There were only five days left in the field season when the Texas palaeontologists alerted Vargas and Leppe to the find. Working at night under very cold conditions, they hauled the block of fossils downhill to the campsite. One person sprained an ankle and another broke a rib. Many people came close to hypothermia.
But what came out of the block was worth it. Preparation revealed an unusually complete ankylosaur: 80% of a skeleton, including a largely articulated back half, as well as vertebrae, shoulders, forelimbs and scraps of skull.
In life, Stegouros would have been about 6 feet long, with a proportionally large head, slender limbs and a strange short tail, tipped with seven pairs of flattened, bony osteoderms that form a single structure.
That tail weapon — which Vargas compared to a macuahuitl, the obsidian-studded bladed club of Mesoamerican warriors — seems to have evolved independently of other ankylosaurs. Early ankylosaurs from the north have no tail clubs, and later ones developed them through the evolution of stiffened vertebrae, forming the “handle” of the blunt tail club.
But the tail club of Stegouros is stiffened through osteoderms fusing over the vertebrae, forming the distinctive wedged shape.

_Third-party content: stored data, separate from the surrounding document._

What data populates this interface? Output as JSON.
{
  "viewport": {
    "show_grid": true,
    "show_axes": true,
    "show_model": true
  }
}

The fused osteoderms may have been covered in sharp sheaths of keratin, the material that covers horns and claws, said James Kirkland, state palaeontologist with the Utah Geological Survey who was not involved in the study. A blow from the tail would have been like being “whacked in the shins by a battle-axe,” he said.

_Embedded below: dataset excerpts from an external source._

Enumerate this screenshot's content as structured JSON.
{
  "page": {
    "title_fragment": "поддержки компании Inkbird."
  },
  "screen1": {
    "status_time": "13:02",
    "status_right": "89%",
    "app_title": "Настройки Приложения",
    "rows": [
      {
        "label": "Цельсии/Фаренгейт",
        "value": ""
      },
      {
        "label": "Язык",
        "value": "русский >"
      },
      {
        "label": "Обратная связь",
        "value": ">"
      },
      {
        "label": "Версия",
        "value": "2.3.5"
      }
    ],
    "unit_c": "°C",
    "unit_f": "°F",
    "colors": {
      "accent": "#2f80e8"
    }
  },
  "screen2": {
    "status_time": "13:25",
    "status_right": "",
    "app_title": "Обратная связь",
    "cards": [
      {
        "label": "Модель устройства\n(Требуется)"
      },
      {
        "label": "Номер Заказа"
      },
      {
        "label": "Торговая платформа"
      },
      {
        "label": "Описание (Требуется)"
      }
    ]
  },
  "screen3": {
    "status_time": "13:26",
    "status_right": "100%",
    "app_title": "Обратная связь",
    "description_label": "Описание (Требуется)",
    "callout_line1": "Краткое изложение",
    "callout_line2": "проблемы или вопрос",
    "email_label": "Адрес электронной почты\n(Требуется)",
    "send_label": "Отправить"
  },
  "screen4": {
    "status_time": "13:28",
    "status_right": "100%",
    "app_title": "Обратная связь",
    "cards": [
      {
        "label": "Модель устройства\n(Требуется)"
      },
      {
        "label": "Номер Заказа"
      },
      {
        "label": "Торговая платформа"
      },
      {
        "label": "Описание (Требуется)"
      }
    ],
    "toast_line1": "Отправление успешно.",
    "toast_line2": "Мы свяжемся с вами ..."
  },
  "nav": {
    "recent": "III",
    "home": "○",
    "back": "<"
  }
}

Victoria Arbour, palaeontology curator at Canada’s Royal British Columbia Museum, said the tail resembled those of giant extinct armadillos called glyptodonts.
“It’s another interesting example of the evolution of bony tail weapons, which have only evolved a couple of times ever but seem to have evolved multiple times in ankylosaurs,” she said.
By crunching anatomical data, Vargas and his colleagues concluded that Stegouros was closely related to southern ankylosaurs found in Antarctica and Australia.
After the final separation of Laurasia and Gondwana in the late Jurassic, Vargas said, the two northern and southern ankylosaurs pursued different evolutionary trajectories, suggesting the possibility that an entire lineage of strange ankylosaurs in Gondwana are waiting to be discovered.
Kirkland agrees that Stegouros is closely related to Antarctica’s Antarctopelta, and suggests it may even be the same animal. But it’s possible that Gondwana hosted multiple lineages of ankylosaur, including some more closely related to northern animals.
“It’s not often that a new ‘family’ of dinosaurs is discovered,” Kirkland said. “The record of armoured dinosaurs in the Southern Hemisphere has been pretty poor, and this beast hints at what we have been missing.”
Stegosaurus also represents a breakthrough for Chilean paleontology, Vargas said. Paleontologists are discussing and debating how to make their field less dependent on North American and European institutions. The paper, led by Chilean palaeontologists and published in Nature, a top journal, was funded by Chilean grants rather than outside institutions.
“This is very rare for Chilean science,” Vargas said. “And it’s just the beginning. In terms of academic achievement, the fossil record of Chile is tremendously important.”